In an hour-long interview with Kerri Miller of MPR, King described writing as "a sort of telepathy" in which an author may communicate directly -- and without complex technology -- with readers. "Dickens," he said, " still is sending from his mind to our minds."
Asked to name his all-time favorite book, King didn't hesitate: "Tolkien, 'The Lord of the Rings.'"
Niffenegger, who lives in Chicago, said she spent a lot of time in London researching her second book, "Her Fearful Symmetry." To get the diction of the British characters in the modern-day ghost story, "I hung around and eavesdropped," she said, "making notes like Harriet the Spy."
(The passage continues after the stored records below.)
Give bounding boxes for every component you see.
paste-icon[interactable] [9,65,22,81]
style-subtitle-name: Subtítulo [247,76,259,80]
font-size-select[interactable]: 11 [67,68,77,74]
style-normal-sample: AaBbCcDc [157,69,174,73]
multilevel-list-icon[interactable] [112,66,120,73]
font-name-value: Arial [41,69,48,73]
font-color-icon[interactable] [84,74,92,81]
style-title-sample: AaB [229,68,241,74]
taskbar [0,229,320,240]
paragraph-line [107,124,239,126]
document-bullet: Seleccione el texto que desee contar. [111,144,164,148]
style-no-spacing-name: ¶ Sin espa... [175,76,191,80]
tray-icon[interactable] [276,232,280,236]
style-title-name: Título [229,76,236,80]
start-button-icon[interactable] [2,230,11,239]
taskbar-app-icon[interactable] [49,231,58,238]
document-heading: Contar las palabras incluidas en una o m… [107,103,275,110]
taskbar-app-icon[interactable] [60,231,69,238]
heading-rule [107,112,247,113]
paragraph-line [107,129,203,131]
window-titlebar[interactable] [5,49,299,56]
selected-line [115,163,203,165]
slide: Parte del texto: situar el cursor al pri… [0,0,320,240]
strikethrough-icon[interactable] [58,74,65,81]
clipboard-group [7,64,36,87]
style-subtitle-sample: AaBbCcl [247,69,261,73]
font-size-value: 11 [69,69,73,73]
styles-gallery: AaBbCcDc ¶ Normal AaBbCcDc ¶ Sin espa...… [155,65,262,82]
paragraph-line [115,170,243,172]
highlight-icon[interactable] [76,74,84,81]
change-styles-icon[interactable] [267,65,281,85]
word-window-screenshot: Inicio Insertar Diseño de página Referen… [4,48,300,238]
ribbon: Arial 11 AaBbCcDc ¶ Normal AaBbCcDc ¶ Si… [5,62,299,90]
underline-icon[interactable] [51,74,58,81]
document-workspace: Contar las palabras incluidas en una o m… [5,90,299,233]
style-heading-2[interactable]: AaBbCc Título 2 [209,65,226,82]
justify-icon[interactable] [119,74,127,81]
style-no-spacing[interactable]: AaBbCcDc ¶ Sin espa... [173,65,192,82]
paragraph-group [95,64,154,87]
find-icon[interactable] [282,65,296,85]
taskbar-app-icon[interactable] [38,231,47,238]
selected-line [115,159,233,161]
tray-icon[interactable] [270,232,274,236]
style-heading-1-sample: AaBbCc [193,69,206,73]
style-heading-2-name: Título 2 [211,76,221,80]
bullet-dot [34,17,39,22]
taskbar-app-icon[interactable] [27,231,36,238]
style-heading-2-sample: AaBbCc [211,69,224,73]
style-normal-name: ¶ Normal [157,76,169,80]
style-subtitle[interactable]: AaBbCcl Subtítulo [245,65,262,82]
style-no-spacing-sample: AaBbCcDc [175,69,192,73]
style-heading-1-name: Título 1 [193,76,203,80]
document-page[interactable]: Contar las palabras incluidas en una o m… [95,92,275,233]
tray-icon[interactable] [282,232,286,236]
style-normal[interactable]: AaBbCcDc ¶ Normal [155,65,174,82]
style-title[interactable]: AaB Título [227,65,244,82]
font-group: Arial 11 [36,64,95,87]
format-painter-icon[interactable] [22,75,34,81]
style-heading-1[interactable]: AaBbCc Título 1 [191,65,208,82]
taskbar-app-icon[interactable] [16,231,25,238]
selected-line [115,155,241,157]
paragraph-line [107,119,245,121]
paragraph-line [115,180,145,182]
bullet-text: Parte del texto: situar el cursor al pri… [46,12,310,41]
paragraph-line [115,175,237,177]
With her bestselling first novel, "The Time Traveler's Wife," Niffenegger said she wrote the end first, and then worked toward that.
King, wearing jeans, sneakers and a red T-shirt, talked about his long career. His new book, the 1,000-page "Under the Dome," is his 51st novel.
His first novel was "Carrie," which his wife fished out of the trash, and which the publisher Doubleday bought for $2,500 when King was 26. The paperback of that book sold for $400,000.